A function is not a graph
When students learn about functions at school, we spend a lot of time forging the connection between functions and graphs. We plot individual points, and we find x-intercepts and y-intercepts. We use graphing software to investigate what the coefficients do to the graph, and discuss shifting along the x-axis and y-axis. We make reference to the graph to define derivatives and integrals. Some teachers help students to recognise from the formula of a function what general shape its graph ought to have, such as recognising that a quadratic function must have a parabola-shaped graph. (I wish this last point was much more strongly pushed, actually.)
However, there is a problem with all of this that students come to think that functions are graphs you can draw. Their idea of a function is a curve drawn on a piece of paper, or at least something that can be drawn as a curve. And this is can cause some serious issues later on.
The first problem comes when they investigate certain pathological functions where the graph is not drawable, but they are still perfectly good functions. For example, consider the Dirchlet function which is 1 when the input is rational and 0 when it's irrational. It's a perfectly good function but good luck trying to draw it!
This one's not insurmountable – students can usually imagine a graph of two ghostly lines with the property that a vertical line which meets one of them in an actual point misses the other. They're just extending their definition of what it is to "draw" when they draw a graph.
The real problem comes when we move on to functions where the inputs and/or the outputs aren't ordinary numbers. The simplest case is a function like f(x,y) = xy. This takes a point in R2 and produces a number. Many students struggle to understand these functions because they don't have a way to draw them. "A function is a curve", says their experience, but where is the curve here? We get around this by extending their picture of what it means to "draw" a graph: We locate the point (x,y) on a plane and then the output we draw as a vertical height or depth. What this produces is not a curve but a surface.

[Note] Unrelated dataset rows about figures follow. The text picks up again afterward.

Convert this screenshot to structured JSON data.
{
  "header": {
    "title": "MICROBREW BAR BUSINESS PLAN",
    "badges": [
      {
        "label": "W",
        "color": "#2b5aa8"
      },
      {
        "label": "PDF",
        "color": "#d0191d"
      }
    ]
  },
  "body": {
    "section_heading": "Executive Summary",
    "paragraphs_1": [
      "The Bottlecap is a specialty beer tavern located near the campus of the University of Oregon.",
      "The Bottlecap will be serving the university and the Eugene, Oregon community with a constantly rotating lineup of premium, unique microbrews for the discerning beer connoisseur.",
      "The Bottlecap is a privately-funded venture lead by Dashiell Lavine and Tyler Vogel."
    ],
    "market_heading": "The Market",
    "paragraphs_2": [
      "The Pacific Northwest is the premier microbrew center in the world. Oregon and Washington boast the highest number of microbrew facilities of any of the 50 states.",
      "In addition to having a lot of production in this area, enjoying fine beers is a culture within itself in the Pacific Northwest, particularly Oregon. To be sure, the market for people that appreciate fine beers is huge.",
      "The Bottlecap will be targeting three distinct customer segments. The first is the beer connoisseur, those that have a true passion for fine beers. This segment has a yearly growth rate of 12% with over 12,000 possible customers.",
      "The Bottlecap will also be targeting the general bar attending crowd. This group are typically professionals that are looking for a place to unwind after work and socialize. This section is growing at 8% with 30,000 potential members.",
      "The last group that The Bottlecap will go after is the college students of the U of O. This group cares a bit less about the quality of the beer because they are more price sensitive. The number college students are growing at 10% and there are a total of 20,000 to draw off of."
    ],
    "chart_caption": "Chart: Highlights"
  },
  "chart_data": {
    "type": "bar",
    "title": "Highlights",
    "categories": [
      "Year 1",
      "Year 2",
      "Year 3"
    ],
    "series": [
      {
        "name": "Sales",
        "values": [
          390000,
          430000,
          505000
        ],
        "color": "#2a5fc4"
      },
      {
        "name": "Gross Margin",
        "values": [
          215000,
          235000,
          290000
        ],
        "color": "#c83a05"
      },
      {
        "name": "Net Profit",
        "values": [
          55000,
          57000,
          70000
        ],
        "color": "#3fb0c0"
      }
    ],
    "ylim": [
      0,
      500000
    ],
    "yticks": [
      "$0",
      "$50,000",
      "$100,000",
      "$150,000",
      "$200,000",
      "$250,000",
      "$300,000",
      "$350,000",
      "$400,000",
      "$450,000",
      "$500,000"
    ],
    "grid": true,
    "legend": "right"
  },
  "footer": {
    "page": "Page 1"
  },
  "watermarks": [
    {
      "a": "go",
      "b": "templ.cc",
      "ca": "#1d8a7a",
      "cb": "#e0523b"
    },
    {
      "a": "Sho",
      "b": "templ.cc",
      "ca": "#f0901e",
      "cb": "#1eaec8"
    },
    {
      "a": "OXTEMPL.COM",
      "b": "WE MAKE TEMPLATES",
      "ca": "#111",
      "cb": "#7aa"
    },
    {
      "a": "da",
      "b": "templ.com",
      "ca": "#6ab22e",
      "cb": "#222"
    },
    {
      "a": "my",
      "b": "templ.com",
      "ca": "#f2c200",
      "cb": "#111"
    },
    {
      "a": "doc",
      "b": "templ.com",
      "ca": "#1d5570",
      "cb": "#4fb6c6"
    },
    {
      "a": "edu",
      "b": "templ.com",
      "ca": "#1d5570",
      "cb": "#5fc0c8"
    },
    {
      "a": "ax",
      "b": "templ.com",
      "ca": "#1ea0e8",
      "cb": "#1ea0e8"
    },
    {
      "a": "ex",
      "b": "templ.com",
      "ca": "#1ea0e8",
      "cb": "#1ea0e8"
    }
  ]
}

This is a good start, but unfortunately at this point we also often tell them about level curves (or indifference curves if they're in Economics). Many students at this time simply come to see a specific one of the level curves as the function itself, instead of all the level curves together as a description of the function, because their experience says that a function is a curve.
And now the real trouble starts: what about a function which takes a vector of 3 or 4 or 7 variables and outputs a number, like they meet in microeconomics or statistics? We don't have enough dimensions to "draw" the graph then. And what about a function that takes a vector in 3D and produces a vector in 2D, like they meet when doing linear transformations in Maths 1B? And what about a function that takes a real number and produces a point in 3D, like they meet in geophysics? And what about a function that takes a complex number and produces a complex number, like they meet in Engineering Maths? What hope do those students have of understanding functions like that when their only understanding of function has an x-axis, a y-axis and a curve?
These functions are most emphatically not graphs, at least not in a way that you can draw. (I can hear pure mathematicians saying something about the definition of function being a subset of the cartesian product and hence essentially a graph, but you can't draw it can you?) At the very least they are certainly not the curves students are familiar with!
I believe we need ways to represent functions that don't involve drawing a curve on two axes, even for functions that can be drawn this way. When we introduce non-curve functions we place a huge burden on the students' imagination, which can prevent them from understanding what's going on. My idea is that if they can be familiar with multiple ways of imagining an ordinary number-to-number function, then new types of function will be a little less alien to them, because they will have ready-made ways to imagine them.